Now, many who loved him still love him and once again Bernie Sanders gets to emerge the hero. Beloved in the primary as the “only honest politician” who taught his supporters to think of Hillary Clinton as the enemy. Now he’s the good guy for stumping for her so hard state by state. “She’s not Bernie,” says Michael Moore, “but she isn’t Margaret Thatcher either.” Unlike Hillary, Bernie Sanders was never subjected to relentless unjust attacks — not by the GOP, not by Trump, not by Clinton herself. Yet his followers still see him as the victim, and so they see themselves as victims.
I dove into the mouth of the beast weeks ago when I wrote an agitating piece about Jill Stein voters. I had seen them first hand, their outrage, their bitterness, their hatred. I had seen them up close because they came to get in my face. If the Right wanted to help start a divisive war within the Democratic base, they succeeded, for the most part. The Green Party has made a lot of enemies too, and I’m sure that was never their intention. After all, we’re all here trying to fight for the same environmental protections that Trump and his team would dismantle immediately.
Yet, many of them still, like Susan Sarandon or Viggo Mortensen, can’t let go of their anger and hatred, even at risk of the high cost of seeing the Supreme Court tilt conservative for decades, even at the high cost of a white supremacist rising to power in the wake of our first black president. “No,” crows Sarandon, “I don’t VOTE WITH MY VAGINA!!” Well, sure she does. She votes with it all the time, and probably was voting for it when she supported Bernie Sanders, no offense. At any rate, there she is — clickbait extraordinaire — wreaking as much havoc as she can, right up to Election Day, so that she can say by the end, “See?! You should have nominated Bernie.”
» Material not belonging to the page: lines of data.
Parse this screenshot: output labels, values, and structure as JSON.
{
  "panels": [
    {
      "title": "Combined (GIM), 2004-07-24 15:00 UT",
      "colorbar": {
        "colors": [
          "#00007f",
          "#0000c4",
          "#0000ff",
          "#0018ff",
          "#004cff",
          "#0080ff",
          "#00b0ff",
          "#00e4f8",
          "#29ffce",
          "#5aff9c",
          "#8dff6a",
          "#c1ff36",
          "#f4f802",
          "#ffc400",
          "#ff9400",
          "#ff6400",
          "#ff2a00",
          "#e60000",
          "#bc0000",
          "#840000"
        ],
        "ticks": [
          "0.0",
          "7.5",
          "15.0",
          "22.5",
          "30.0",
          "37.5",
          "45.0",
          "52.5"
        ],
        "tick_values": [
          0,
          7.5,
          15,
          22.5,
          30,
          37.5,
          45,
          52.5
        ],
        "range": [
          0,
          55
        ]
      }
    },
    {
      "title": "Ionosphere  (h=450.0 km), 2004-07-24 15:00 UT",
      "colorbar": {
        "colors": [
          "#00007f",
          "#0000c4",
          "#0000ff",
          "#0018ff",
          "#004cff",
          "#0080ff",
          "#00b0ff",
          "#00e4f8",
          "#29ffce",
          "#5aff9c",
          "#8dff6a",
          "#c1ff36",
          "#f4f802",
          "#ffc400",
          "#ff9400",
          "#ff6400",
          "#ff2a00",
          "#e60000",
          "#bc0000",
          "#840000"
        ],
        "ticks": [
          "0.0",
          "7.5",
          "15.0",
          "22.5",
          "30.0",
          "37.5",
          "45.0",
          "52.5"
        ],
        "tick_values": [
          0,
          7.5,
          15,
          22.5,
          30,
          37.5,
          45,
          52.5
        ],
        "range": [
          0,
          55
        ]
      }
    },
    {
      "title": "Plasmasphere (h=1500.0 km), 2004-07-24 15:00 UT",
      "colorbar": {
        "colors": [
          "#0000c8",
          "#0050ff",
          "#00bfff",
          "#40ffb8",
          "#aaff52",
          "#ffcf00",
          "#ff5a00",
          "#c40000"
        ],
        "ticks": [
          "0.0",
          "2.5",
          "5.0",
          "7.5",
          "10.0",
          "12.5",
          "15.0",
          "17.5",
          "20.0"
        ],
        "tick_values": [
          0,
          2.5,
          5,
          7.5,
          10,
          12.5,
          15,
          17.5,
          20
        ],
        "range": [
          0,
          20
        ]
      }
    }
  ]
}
Through this whole sick and twisted nightmare, a few heroes have emerged and I would be remiss if I did not highly praise both Michael Moore and, surprisingly, Tim Robbins who both are pulling for the Democrats to unite behind Hillary in the 11th hour. Robbins has written an op-ed in the Huffington Post. And Moore has been everywhere stumping as best he can for Hillary, as well as rushing his Trumpland doc to audiences last month.
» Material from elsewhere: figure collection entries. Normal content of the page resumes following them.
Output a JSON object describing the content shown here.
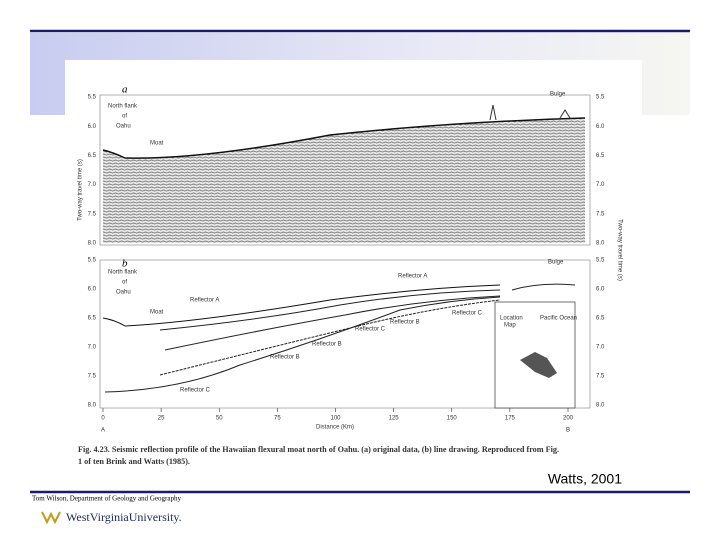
{
  "figure": {
    "panel_a": {
      "label": "a",
      "flank": [
        "North flank",
        "of",
        "Oahu"
      ],
      "moat": "Moat",
      "bulge": "Bulge"
    },
    "panel_b": {
      "label": "b",
      "flank": [
        "North flank",
        "of",
        "Oahu"
      ],
      "moat": "Moat",
      "bulge": "Bulge",
      "reflectors": [
        "Reflector A",
        "Reflector B",
        "Reflector C",
        "Reflector A",
        "Reflector B",
        "Reflector C",
        "Reflector C",
        "Reflector B"
      ],
      "map_title": [
        "Location",
        "Map"
      ],
      "map_ocean": "Pacific Ocean"
    },
    "time_ticks": [
      "5.5",
      "6.0",
      "6.5",
      "7.0",
      "7.5",
      "8.0"
    ],
    "time_axis_label": "Two-way travel time (s)",
    "distance_ticks": [
      "0",
      "25",
      "50",
      "75",
      "100",
      "125",
      "150",
      "175",
      "200"
    ],
    "distance_axis_label": "Distance (Km)",
    "end_left": "A",
    "end_right": "B",
    "caption": [
      "Fig. 4.23. Seismic reflection profile of the Hawaiian flexural moat north of Oahu. (a) original data, (b) line drawing. Reproduced from Fig.",
      "1 of ten Brink and Watts (1985)."
    ]
  },
  "credit": "Watts, 2001",
  "footer": {
    "author": "Tom Wilson, Department of Geology and Geography",
    "university": "WestVirginiaUniversity."
  }
}
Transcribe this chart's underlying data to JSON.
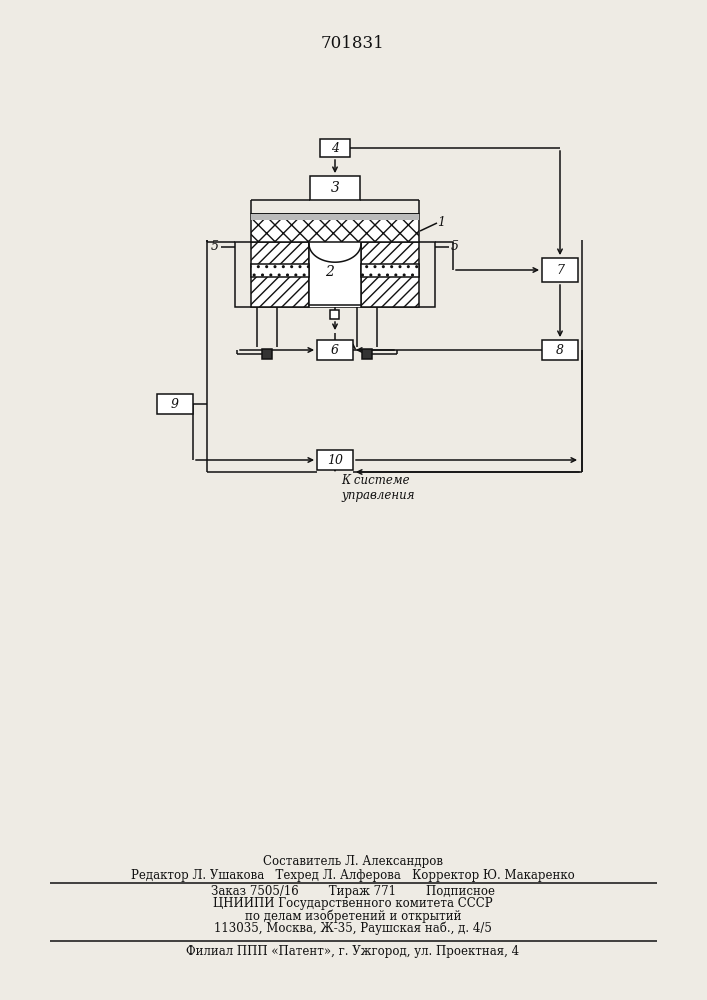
{
  "bg_color": "#eeebe4",
  "line_color": "#111111",
  "title": "701831",
  "footer_line1": "Составитель Л. Александров",
  "footer_line2": "Редактор Л. Ушакова   Техред Л. Алферова   Корректор Ю. Макаренко",
  "footer_line3": "Заказ 7505/16        Тираж 771        Подписное",
  "footer_line4": "ЦНИИПИ Государственного комитета СССР",
  "footer_line5": "по делам изобретений и открытий",
  "footer_line6": "113035, Москва, Ж-35, Раушская наб., д. 4/5",
  "footer_line7": "Филиал ППП «Патент», г. Ужгород, ул. Проектная, 4",
  "sys_text": "К системе\nуправления"
}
Now, of course, there is only so much they can do. Too much toothpaste is out of the tube on that one. The damage had already been done by the time you saw shrieking Berners chanting “War Hawk” as Cory Booker spoke eloquently about children’s healthcare. We saw it seething again when they chanted at Michelle Obama, when the reality of what they could never face confronted them painfully and all they had left in their bag of tricks was to try to blow up the convention. What a shame. What a waste. What a disgrace.
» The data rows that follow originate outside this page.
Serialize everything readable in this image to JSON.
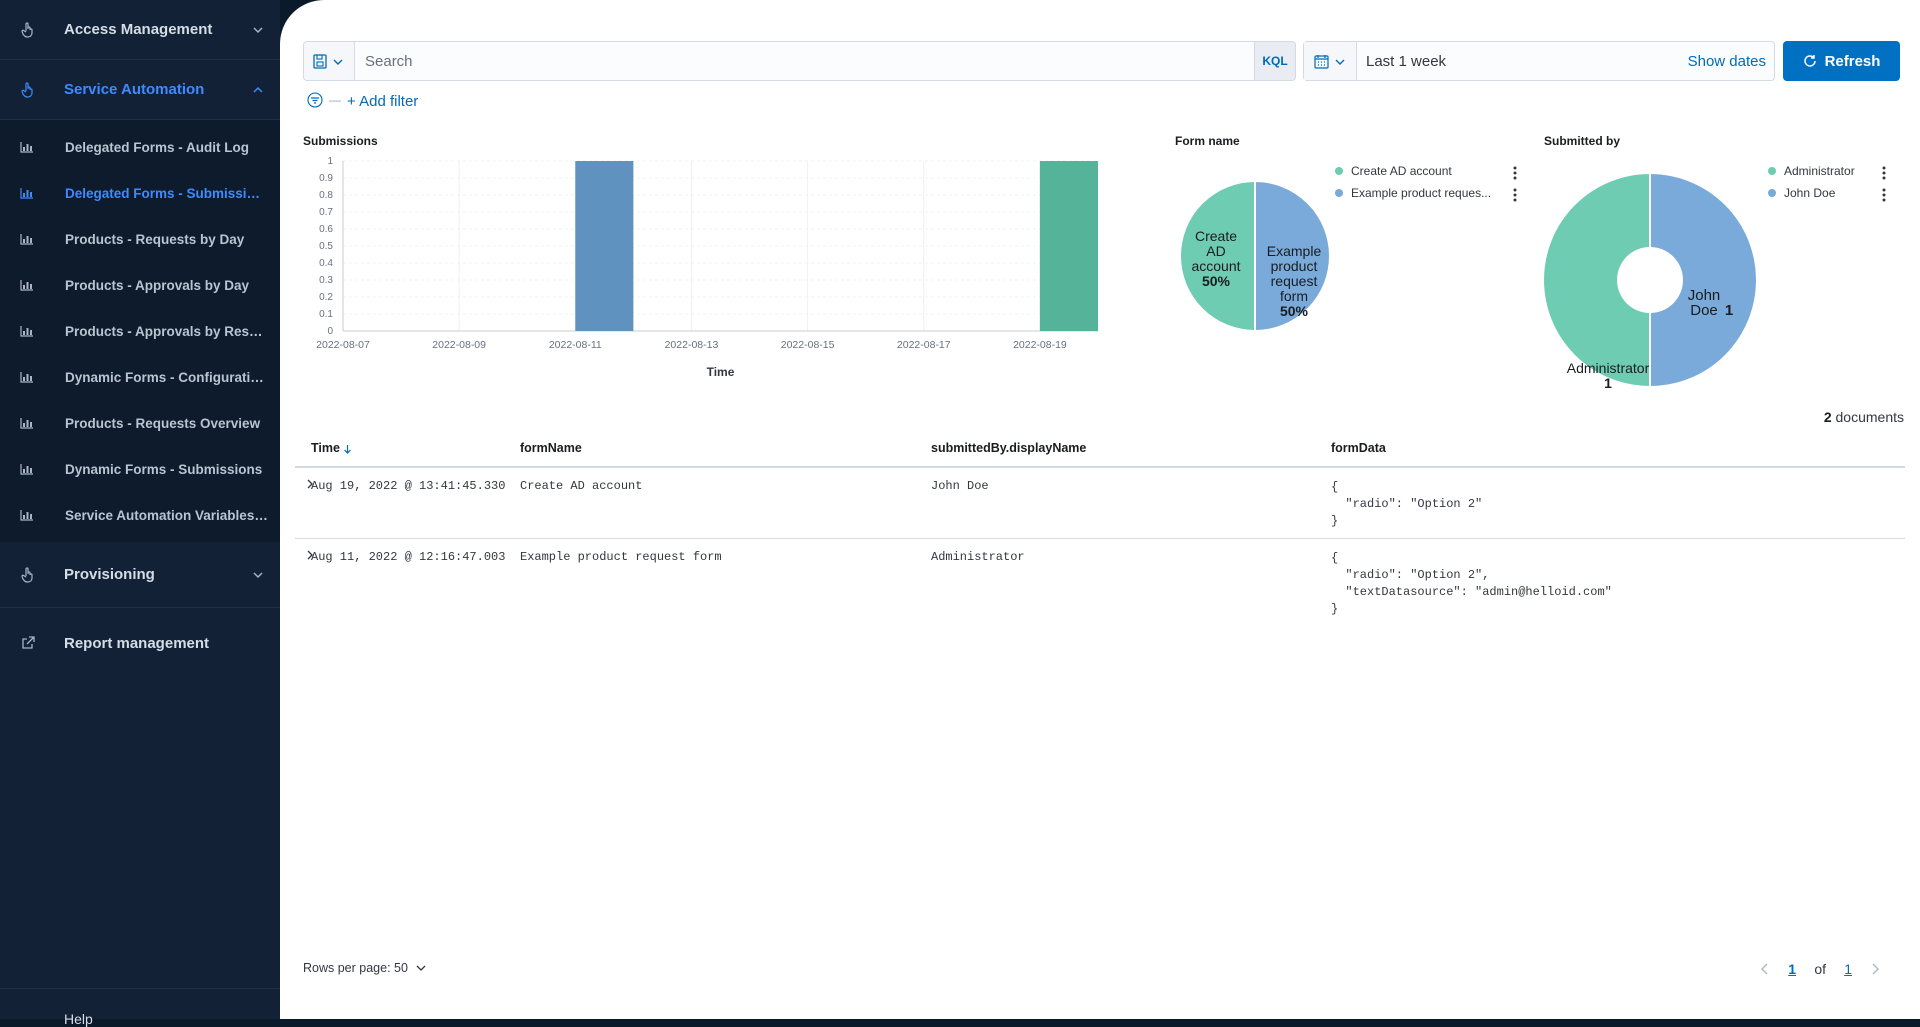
{
  "sidebar": {
    "sections": [
      {
        "label": "Access Management",
        "icon": "hand-pointer-icon",
        "expanded": false
      },
      {
        "label": "Service Automation",
        "icon": "hand-pointer-icon",
        "expanded": true
      }
    ],
    "items": [
      {
        "label": "Delegated Forms - Audit Log",
        "icon": "bar-chart-icon"
      },
      {
        "label": "Delegated Forms - Submissions",
        "icon": "bar-chart-icon",
        "active": true
      },
      {
        "label": "Products - Requests by Day",
        "icon": "bar-chart-icon"
      },
      {
        "label": "Products - Approvals by Day",
        "icon": "bar-chart-icon"
      },
      {
        "label": "Products - Approvals by Respo...",
        "icon": "bar-chart-icon"
      },
      {
        "label": "Dynamic Forms - Configuration...",
        "icon": "bar-chart-icon"
      },
      {
        "label": "Products - Requests Overview",
        "icon": "bar-chart-icon"
      },
      {
        "label": "Dynamic Forms - Submissions",
        "icon": "bar-chart-icon"
      },
      {
        "label": "Service Automation Variables -...",
        "icon": "bar-chart-icon"
      }
    ],
    "provisioning": {
      "label": "Provisioning",
      "icon": "hand-pointer-icon"
    },
    "report_management": {
      "label": "Report management",
      "icon": "external-link-icon"
    },
    "bottom_label": "Help"
  },
  "querybar": {
    "search_placeholder": "Search",
    "kql": "KQL",
    "date_range": "Last 1 week",
    "show_dates": "Show dates",
    "refresh": "Refresh"
  },
  "filterbar": {
    "add_filter": "+ Add filter",
    "dash": "—"
  },
  "panels": {
    "submissions_title": "Submissions",
    "form_name_title": "Form name",
    "submitted_by_title": "Submitted by"
  },
  "chart_data": [
    {
      "type": "bar",
      "title": "Submissions",
      "xlabel": "Time",
      "ylabel": "",
      "x_ticks": [
        "2022-08-07",
        "2022-08-09",
        "2022-08-11",
        "2022-08-13",
        "2022-08-15",
        "2022-08-17",
        "2022-08-19"
      ],
      "y_ticks": [
        "0",
        "0.1",
        "0.2",
        "0.3",
        "0.4",
        "0.5",
        "0.6",
        "0.7",
        "0.8",
        "0.9",
        "1"
      ],
      "ylim": [
        0,
        1
      ],
      "xlim": [
        "2022-08-07",
        "2022-08-20"
      ],
      "bars": [
        {
          "x": "2022-08-11",
          "value": 1,
          "series": "Example product request form",
          "color": "#6092c0"
        },
        {
          "x": "2022-08-19",
          "value": 1,
          "series": "Create AD account",
          "color": "#54b399"
        }
      ],
      "grid": true
    },
    {
      "type": "pie",
      "title": "Form name",
      "slices": [
        {
          "name": "Create AD account",
          "value": 50,
          "label_lines": [
            "Create",
            "AD",
            "account"
          ],
          "value_label": "50%",
          "color": "#6dccb1"
        },
        {
          "name": "Example product request form",
          "value": 50,
          "label_lines": [
            "Example",
            "product",
            "request",
            "form"
          ],
          "value_label": "50%",
          "color": "#79aad9"
        }
      ],
      "legend": [
        "Create AD account",
        "Example product reques..."
      ],
      "legend_position": "top-right"
    },
    {
      "type": "pie",
      "title": "Submitted by",
      "donut": true,
      "slices": [
        {
          "name": "Administrator",
          "value": 1,
          "label_lines": [
            "Administrator"
          ],
          "value_label": "1",
          "color": "#6dccb1"
        },
        {
          "name": "John Doe",
          "value": 1,
          "label_lines": [
            "John",
            "Doe"
          ],
          "value_label": "1",
          "color": "#79aad9"
        }
      ],
      "legend": [
        "Administrator",
        "John Doe"
      ],
      "legend_position": "top-right"
    }
  ],
  "documents": {
    "count": "2",
    "suffix": " documents"
  },
  "table": {
    "columns": [
      "Time",
      "formName",
      "submittedBy.displayName",
      "formData"
    ],
    "rows": [
      {
        "time": "Aug 19, 2022 @ 13:41:45.330",
        "formName": "Create AD account",
        "submittedBy": "John Doe",
        "formData": "{\n  \"radio\": \"Option 2\"\n}"
      },
      {
        "time": "Aug 11, 2022 @ 12:16:47.003",
        "formName": "Example product request form",
        "submittedBy": "Administrator",
        "formData": "{\n  \"radio\": \"Option 2\",\n  \"textDatasource\": \"admin@helloid.com\"\n}"
      }
    ]
  },
  "pager": {
    "rows_per_page": "Rows per page: 50",
    "current_page": "1",
    "of": "of",
    "total_pages": "1"
  },
  "colors": {
    "accent": "#0071c2",
    "sidebar_bg": "#122136",
    "active_link": "#3d8bff",
    "series_green": "#54b399",
    "series_blue": "#6092c0"
  }
}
But I’ll come out of this election admiring the people who did what was surely hard for them to do. They did it for the greater good. They did it because they know that there really is a good and bad choice here. There is a right and wrong. I will also come away from this election without the ability to forgive those who did everything in their power to allow the dark forces to rise in this country that threatened to put vulnerable people in harm’s way. Good luck Democrats. Good luck, Hillary Clinton.